(Credits: Ian Allen)
Fri 5 December 2025 12:30, UK
Nick Cave has mastered his approach to creativity. Once the wild punk or the volatile addict, he’s now settled into his role as a kind of wise sire or a mage, passing down advice and moving through life with this new sense of calm.
Nothing shows that better than his daily routine, which, when he told it to The Times, does certainly have a Patrick Bateman-esque air to it. “Depending on my mood, I choose one of three dark suits. I always wear a suit, because I have important work to do and I’m not going to go to work in a pair of bermudas and bright flip-flops,” he began, setting the tone instantly.
That’s his uniform as he heads out the door to his office, where he works like any other stable, salaried employee, all day, although slightly cooler. “I will smoke and drink tea continuously until 12 o’clock and do one of three things,” he said, “Write, which means writing or staring into the middle distance; play the piano; or, when I’m really desperate, read other people’s stuff.”
After a break for lunch, he goes back to it, working again until “a small alarm clock goes off at five o’clock. So, on the dot, I desist from all work.” That’s how Nick Cave and the Bad Seeds albums are born. Despite the breadth and intensity found in the records, they all begin there in that rigid type of work and in Cave’s own distinctive type of perfectionism.

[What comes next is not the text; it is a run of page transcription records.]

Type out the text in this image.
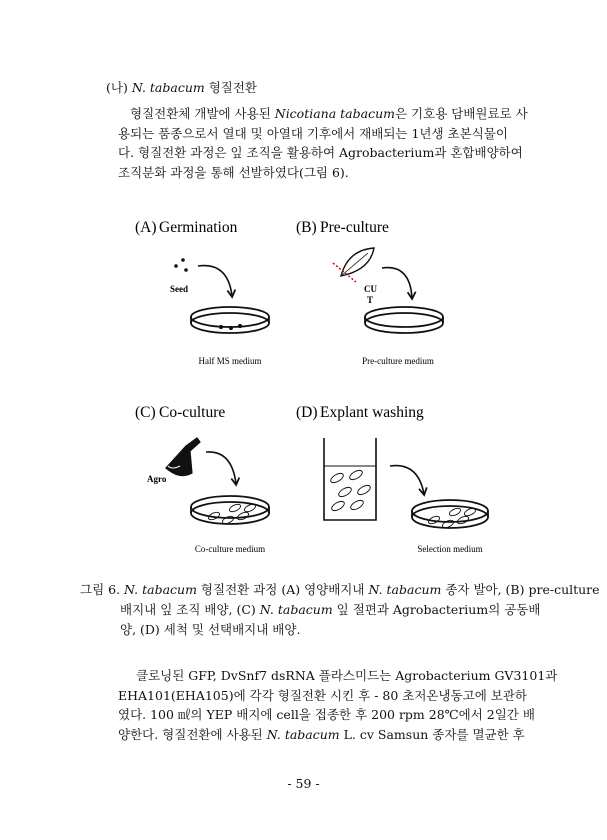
(나) N. tabacum 형질전환
형질전환체 개발에 사용된 Nicotiana tabacum은 기호용 담배원료로 사
용되는 품종으로서 열대 및 아열대 기후에서 재배되는 1년생 초본식물이
다. 형질전환 과정은 잎 조직을 활용하여 Agrobacterium과 혼합배양하여
조직분화 과정을 통해 선발하였다(그림 6).
(A) Germination
Seed
Half MS medium
(B) Pre-culture
CU
T
Pre-culture medium
(C) Co-culture
Agro
Co-culture medium
(D) Explant washing
Selection medium
그림 6. N. tabacum 형질전환 과정 (A) 영양배지내 N. tabacum 종자 발아, (B) pre-culture
배지내 잎 조직 배양, (C) N. tabacum 잎 절편과 Agrobacterium의 공동배
양, (D) 세척 및 선택배지내 배양.
클로닝된 GFP, DvSnf7 dsRNA 플라스미드는 Agrobacterium GV3101과
EHA101(EHA105)에 각각 형질전환 시킨 후 - 80 초저온냉동고에 보관하
였다. 100 ㎖의 YEP 배지에 cell을 접종한 후 200 rpm 28℃에서 2일간 배
양한다. 형질전환에 사용된 N. tabacum L. cv Samsun 종자를 멸균한 후
- 59 -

That’s what makes it so surprising that, actually, the Bad Seeds album he’s found the most enjoyable was one that broke out of that structure – one he barely touched at all.

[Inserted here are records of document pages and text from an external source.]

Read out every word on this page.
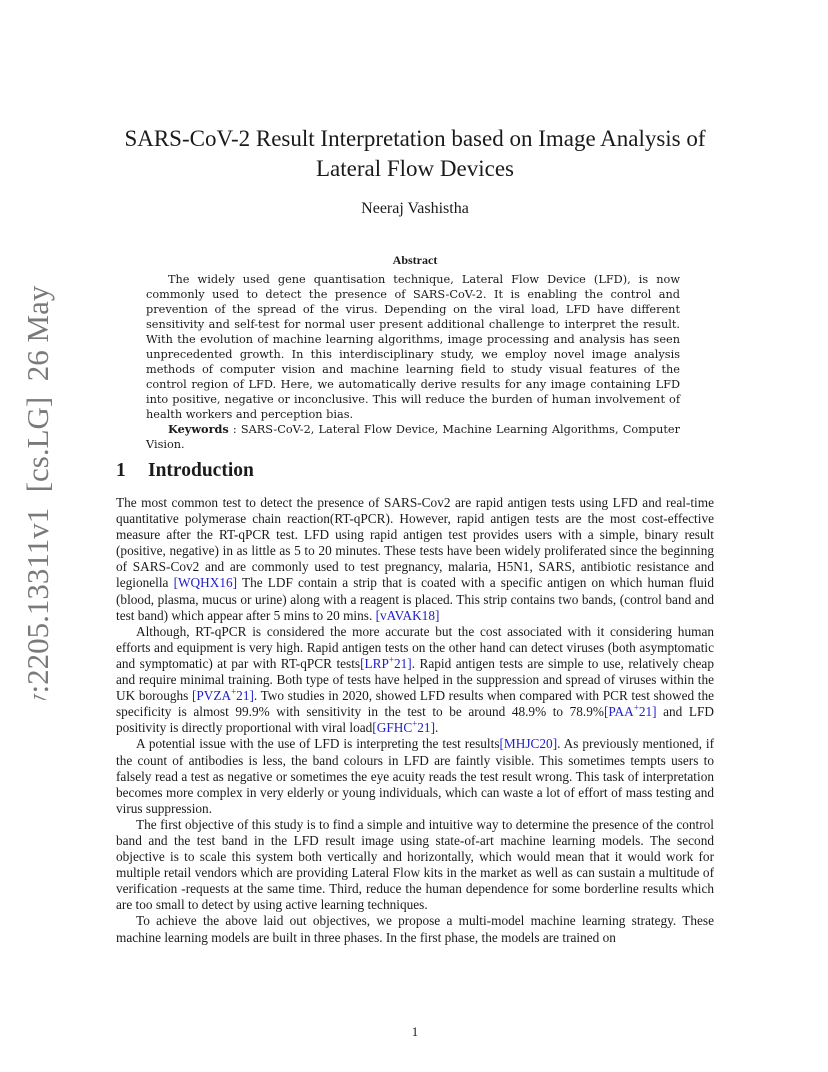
arXiv:2205.13311v1  [cs.LG]  26 May 2022
SARS-CoV-2 Result Interpretation based on Image Analysis of Lateral Flow Devices
Neeraj Vashistha
Abstract

The widely used gene quantisation technique, Lateral Flow Device (LFD), is now commonly used to detect the presence of SARS-CoV-2. It is enabling the control and prevention of the spread of the virus. Depending on the viral load, LFD have different sensitivity and self-test for normal user present additional challenge to interpret the result. With the evolution of machine learning algorithms, image processing and analysis has seen unprecedented growth. In this interdisciplinary study, we employ novel image analysis methods of computer vision and machine learning field to study visual features of the control region of LFD. Here, we automatically derive results for any image containing LFD into positive, negative or inconclusive. This will reduce the burden of human involvement of health workers and perception bias.

Keywords : SARS-CoV-2, Lateral Flow Device, Machine Learning Algorithms, Computer Vision.

1 Introduction

The most common test to detect the presence of SARS-Cov2 are rapid antigen tests using LFD and real-time quantitative polymerase chain reaction(RT-qPCR). However, rapid antigen tests are the most cost-effective measure after the RT-qPCR test. LFD using rapid antigen test provides users with a simple, binary result (positive, negative) in as little as 5 to 20 minutes. These tests have been widely proliferated since the beginning of SARS-Cov2 and are commonly used to test pregnancy, malaria, H5N1, SARS, antibiotic resistance and legionella [WQHX16] The LDF contain a strip that is coated with a specific antigen on which human fluid (blood, plasma, mucus or urine) along with a reagent is placed. This strip contains two bands, (control band and test band) which appear after 5 mins to 20 mins. [vAVAK18]

Although, RT-qPCR is considered the more accurate but the cost associated with it considering human efforts and equipment is very high. Rapid antigen tests on the other hand can detect viruses (both asymptomatic and symptomatic) at par with RT-qPCR tests[LRP+21]. Rapid antigen tests are simple to use, relatively cheap and require minimal training. Both type of tests have helped in the suppression and spread of viruses within the UK boroughs [PVZA+21]. Two studies in 2020, showed LFD results when compared with PCR test showed the specificity is almost 99.9% with sensitivity in the test to be around 48.9% to 78.9%[PAA+21] and LFD positivity is directly proportional with viral load[GFHC+21].

A potential issue with the use of LFD is interpreting the test results[MHJC20]. As previously mentioned, if the count of antibodies is less, the band colours in LFD are faintly visible. This sometimes tempts users to falsely read a test as negative or sometimes the eye acuity reads the test result wrong. This task of interpretation becomes more complex in very elderly or young individuals, which can waste a lot of effort of mass testing and virus suppression.

The first objective of this study is to find a simple and intuitive way to determine the presence of the control band and the test band in the LFD result image using state-of-art machine learning models. The second objective is to scale this system both vertically and horizontally, which would mean that it would work for multiple retail vendors which are providing Lateral Flow kits in the market as well as can sustain a multitude of verification -requests at the same time. Third, reduce the human dependence for some borderline results which are too small to detect by using active learning techniques.

To achieve the above laid out objectives, we propose a multi-model machine learning strategy. These machine learning models are built in three phases. In the first phase, the models are trained on

1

“That was Mick Harvey’s pet project,” he said to Magnet magazine in a conversation about the band’s 2005 release, B-Sides & Rarities. Gathering up over 20 years of unreleased tracks, it was the band’s bassist that took charge here. While Cave continued charging on in his routine, Harvey dug back into the archives.
However, when Cave then got to hear the album, he loved it. “From my point of view, it’s probably the most enjoyable Bad Seeds record,” he said. That could come down to the simple fact that Cave essentially put out a new album without doing any work. But it could also come down to the music and how the distance from those songs allowed Cave to enjoy them again.
“I couldn’t even remember doing some of those songs. A lot of the stuff we record, we never play it back. I was in awe of Mick,” he said. It’s baffling that Cave could ever forget or underestimate some of these songs. Not only are there some amazing previously unheard tracks that move through years of Cave’s lyrical style, but there are also some great demo versions, acoustic takes or alternate attempts at hits, putting songs like ‘Deanna’ or ‘The Mercy Seat’ into a different context.
Recalling fondly, Cave said, “That’s a great record. That was something that arrived on my doorstep pretty much complete.”